The hospital’s heart unit for children is under threat in a national review of children’s cardiac facilities, with Great Ormond Street and the Evelina at St Thomas’s hospitals earmarked as the only London sites to retain services.
A High Court judge ruled in November that the consultation process carried out by the Safe and Sustainable Review team, set by the Department of Helath, was unfair to the hospital, which is in Sydney Street, Chelsea.
However, an appeal against that ruling was heard on Monday and Tuesday by Court of Appeal judges.
A spokeswoman for the Brompton argued that the possiblity of keeping three London centres had not been included in the consultation and not enough weight had been placed on the importance and quality of research at the hospital.
She also questioned the presence on the review’s steering group of doctors from the two hospitals that would retain services.
The loss of services would have a major knock-on effect, including the closure of the Brompton’s children’s intensive care unit, she said.

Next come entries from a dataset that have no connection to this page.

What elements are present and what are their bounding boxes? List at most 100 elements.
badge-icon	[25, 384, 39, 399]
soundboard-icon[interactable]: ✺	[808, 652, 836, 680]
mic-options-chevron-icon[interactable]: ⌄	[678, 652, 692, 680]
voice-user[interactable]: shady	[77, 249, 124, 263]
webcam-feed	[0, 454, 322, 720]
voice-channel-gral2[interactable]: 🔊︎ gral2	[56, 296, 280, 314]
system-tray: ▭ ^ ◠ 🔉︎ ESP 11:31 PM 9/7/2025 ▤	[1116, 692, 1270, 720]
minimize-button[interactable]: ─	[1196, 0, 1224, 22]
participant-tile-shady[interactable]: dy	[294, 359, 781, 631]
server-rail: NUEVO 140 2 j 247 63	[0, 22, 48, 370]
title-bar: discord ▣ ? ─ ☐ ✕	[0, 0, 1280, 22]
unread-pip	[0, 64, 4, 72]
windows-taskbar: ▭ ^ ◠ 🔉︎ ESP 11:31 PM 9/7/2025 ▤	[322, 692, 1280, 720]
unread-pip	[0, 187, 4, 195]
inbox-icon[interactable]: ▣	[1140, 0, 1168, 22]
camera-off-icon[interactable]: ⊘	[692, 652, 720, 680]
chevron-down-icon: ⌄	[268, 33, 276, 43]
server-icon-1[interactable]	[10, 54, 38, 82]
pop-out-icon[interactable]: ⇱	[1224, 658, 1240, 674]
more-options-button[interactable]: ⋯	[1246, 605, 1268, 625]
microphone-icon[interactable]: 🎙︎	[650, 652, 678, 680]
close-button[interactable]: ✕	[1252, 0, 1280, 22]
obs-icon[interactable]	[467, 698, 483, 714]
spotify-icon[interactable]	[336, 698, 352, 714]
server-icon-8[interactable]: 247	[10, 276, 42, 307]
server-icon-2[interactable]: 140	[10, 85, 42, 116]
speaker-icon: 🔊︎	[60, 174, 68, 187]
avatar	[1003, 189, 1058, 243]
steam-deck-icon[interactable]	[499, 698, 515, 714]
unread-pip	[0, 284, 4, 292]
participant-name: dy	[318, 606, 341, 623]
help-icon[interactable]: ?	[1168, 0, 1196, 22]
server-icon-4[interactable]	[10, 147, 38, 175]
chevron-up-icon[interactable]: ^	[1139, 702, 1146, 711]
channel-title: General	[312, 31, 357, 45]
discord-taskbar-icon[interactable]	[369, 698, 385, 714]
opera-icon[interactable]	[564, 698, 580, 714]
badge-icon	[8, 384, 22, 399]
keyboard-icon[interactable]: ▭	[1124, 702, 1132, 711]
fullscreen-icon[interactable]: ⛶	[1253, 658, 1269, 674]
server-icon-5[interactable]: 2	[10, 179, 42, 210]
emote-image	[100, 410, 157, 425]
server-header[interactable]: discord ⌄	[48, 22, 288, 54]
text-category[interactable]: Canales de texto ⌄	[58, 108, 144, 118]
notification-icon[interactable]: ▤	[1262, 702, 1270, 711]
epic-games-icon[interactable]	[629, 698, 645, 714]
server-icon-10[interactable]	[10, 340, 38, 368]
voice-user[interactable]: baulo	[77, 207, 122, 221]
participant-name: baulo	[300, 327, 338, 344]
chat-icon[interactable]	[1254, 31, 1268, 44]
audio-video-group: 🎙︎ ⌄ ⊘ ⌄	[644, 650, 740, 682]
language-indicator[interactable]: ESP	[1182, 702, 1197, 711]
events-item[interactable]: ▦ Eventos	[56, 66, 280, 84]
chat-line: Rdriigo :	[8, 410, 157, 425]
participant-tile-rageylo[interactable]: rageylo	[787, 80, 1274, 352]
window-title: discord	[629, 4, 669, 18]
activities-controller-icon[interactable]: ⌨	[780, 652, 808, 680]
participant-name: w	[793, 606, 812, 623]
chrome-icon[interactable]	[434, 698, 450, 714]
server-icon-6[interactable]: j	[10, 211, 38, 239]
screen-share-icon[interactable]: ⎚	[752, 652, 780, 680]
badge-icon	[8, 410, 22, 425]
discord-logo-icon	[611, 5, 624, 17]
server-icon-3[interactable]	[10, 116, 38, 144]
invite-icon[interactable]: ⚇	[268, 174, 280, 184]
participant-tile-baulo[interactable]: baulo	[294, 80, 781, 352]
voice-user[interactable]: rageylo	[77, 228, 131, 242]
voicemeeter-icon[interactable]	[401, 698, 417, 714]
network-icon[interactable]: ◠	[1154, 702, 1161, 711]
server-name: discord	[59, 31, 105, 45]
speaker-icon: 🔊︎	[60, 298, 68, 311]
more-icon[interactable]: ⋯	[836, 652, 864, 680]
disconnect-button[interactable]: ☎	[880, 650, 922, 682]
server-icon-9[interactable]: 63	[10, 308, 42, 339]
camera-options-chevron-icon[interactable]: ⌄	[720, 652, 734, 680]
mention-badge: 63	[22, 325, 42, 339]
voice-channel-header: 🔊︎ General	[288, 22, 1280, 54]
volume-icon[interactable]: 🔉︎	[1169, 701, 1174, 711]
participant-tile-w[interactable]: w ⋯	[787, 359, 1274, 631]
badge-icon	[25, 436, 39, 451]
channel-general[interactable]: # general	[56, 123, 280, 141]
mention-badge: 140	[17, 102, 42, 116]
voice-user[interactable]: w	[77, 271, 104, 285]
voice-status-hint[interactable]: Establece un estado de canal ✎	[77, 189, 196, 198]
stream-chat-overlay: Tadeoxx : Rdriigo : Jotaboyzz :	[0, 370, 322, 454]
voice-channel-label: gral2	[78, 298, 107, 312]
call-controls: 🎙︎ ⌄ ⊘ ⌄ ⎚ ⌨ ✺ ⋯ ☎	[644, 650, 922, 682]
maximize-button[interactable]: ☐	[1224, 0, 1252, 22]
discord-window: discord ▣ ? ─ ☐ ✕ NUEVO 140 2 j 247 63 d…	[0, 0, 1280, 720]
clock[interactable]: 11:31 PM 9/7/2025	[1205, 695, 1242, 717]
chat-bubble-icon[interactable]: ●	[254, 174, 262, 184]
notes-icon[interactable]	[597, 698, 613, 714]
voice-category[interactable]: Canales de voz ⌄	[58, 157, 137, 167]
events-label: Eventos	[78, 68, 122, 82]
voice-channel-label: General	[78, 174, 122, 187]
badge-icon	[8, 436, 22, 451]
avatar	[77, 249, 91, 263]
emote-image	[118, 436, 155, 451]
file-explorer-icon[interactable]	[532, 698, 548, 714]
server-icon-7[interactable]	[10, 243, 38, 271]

Dr Neil Gibson, a consultant in paediatric respiratory medicine who investigated the impacts of abolishing children’s heart surgery at the hospital, said: “There is a significant potential for irreparable damage to the only world-class paediatric respiratory research unit in the country.
“The unit at the Royal Brompton, from a paediatric respiratory point of view, is truly one of the world’s leading centres with an impressive track record.
“I fear there is a very real threat to that work from the implications of removing cardiac surgical services.”
Jeremy Glyde, director of the Safe and Sustainable programme said: “Parent groups and professional associations have told us making changes to children’s congenital heart services is urgent, so we are pleased that the appeal has been heard this week.
“We believe the consultation was carried out lawfully and the decision-makers stand ready to consider the 75,000 consultation responses and other evidence should the initial verdict be overturned.”